L'observateur du mouvement humain

Georges-B. Lemieux
Georges-B. Lemieux
Photo : Michel caron

5 février 2009

Josée Beaudoin

Étudiant, athlète, entraîneur, vice-doyen à l'enseignement, doyen, responsable de programme, directeur, professeur… Au cours des 40 dernières années, Georges-B. Lemieux a porté tous ces chapeaux à l'Université. Il ne manquait qu'un seul titre au tableau, soit celui de professeur retraité, et il a remédié à la situation le 1er janvier.

Avec des si…

Vous considérez-vous comme un leader? Un simple «oui» aurait pu clore la question, mais Georges-B. Lemieux a le souci du mot juste, la pensée bien structurée et l'humilité exemplaire.
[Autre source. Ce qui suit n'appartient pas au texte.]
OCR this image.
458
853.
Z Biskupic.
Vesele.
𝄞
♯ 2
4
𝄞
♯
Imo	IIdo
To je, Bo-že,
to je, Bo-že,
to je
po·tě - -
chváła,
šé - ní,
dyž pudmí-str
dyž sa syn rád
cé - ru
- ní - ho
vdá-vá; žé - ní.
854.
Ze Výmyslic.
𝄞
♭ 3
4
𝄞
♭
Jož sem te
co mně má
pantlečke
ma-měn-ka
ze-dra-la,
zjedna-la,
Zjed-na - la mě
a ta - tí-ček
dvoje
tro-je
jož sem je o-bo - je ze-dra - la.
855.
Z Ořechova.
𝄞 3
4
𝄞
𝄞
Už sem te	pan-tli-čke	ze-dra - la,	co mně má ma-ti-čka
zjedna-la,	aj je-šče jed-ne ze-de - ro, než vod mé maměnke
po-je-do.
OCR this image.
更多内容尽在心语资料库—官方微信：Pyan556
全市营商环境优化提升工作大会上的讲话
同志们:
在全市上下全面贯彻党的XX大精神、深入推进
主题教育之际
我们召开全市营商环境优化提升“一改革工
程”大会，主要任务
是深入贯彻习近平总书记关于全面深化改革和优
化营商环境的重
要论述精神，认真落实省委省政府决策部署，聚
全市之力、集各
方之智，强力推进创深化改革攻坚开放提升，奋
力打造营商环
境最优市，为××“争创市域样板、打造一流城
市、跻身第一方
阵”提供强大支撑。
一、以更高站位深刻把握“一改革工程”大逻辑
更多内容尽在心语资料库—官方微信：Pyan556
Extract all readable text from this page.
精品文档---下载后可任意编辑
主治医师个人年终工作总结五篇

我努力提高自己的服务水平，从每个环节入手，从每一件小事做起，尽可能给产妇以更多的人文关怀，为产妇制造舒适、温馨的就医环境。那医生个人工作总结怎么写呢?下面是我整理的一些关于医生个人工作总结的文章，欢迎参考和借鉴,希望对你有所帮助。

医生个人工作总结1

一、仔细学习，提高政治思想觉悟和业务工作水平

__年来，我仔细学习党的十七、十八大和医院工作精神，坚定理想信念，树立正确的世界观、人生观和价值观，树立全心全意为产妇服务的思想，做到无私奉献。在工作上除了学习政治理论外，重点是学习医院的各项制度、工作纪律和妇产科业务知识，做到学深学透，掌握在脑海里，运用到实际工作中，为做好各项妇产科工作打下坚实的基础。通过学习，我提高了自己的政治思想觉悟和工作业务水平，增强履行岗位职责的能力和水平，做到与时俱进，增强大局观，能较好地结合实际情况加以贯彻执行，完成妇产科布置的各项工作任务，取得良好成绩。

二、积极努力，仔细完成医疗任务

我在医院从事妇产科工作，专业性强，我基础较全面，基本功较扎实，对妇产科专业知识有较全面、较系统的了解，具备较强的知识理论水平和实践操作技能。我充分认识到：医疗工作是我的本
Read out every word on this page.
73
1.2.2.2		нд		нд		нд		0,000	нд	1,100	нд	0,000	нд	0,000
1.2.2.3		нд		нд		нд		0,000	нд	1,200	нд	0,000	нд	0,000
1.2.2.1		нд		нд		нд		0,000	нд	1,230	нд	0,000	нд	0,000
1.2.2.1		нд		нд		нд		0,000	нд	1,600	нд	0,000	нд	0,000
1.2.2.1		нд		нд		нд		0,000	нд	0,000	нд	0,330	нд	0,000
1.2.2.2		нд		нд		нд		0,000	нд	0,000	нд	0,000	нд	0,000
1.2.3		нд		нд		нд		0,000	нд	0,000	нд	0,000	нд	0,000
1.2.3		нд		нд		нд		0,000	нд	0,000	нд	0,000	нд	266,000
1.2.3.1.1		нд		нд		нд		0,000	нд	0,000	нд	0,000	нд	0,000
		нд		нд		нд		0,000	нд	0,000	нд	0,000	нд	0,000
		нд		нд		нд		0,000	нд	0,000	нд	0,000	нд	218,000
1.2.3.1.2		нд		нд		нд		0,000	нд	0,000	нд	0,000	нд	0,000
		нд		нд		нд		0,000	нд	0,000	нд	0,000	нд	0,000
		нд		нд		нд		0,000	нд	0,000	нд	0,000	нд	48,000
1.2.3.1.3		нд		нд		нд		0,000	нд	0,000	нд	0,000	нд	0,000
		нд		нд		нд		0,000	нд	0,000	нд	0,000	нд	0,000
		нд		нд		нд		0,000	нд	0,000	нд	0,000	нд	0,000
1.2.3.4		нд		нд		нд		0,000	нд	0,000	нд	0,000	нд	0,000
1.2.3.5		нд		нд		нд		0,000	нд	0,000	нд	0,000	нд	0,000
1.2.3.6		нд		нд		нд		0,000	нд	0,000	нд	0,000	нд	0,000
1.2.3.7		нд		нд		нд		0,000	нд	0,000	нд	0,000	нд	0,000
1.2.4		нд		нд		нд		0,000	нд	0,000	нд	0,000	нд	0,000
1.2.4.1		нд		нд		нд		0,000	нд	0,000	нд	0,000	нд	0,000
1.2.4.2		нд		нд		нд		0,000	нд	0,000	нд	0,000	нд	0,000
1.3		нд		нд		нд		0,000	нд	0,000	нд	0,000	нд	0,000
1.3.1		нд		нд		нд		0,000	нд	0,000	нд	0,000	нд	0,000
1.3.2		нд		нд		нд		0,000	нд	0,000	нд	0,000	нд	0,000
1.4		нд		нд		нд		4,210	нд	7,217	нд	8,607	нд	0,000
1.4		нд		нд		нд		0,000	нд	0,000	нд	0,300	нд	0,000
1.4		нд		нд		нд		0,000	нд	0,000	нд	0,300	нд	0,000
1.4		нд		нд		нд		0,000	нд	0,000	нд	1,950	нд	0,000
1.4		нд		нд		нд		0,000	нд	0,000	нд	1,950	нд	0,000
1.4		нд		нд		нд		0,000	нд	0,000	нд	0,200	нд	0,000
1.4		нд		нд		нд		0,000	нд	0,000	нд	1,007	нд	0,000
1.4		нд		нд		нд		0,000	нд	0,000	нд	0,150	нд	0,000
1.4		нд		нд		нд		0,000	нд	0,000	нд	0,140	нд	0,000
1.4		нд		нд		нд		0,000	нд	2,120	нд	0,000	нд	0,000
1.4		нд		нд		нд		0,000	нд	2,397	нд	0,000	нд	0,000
«J'ai envie de répondre à cette question de façon hypothétique, dit-il. Si être un leader, c'est être capable de contribuer à l'avancement des personnes, des projets et d'une institution, alors j'aurais envie de vous dire oui, mais avec beaucoup, beaucoup d'humilité. Si être un leader, c'est avoir certaines qualités personnelles, je dirais que j'en suis possiblement un. Si être un leader, c'est être capable de travailler fort, sans compter le nombre d'heures, j'aurais envie de dire oui. Si le leader est quelqu'un qui a envie de se développer lui-même, j'aurais envie de dire oui aussi. C'est là une première partie de l'équation, mais selon moi, on ne naît pas leader. On le devient seulement si les gens, dans leur perception, nous reconnaissent un certain leadership.»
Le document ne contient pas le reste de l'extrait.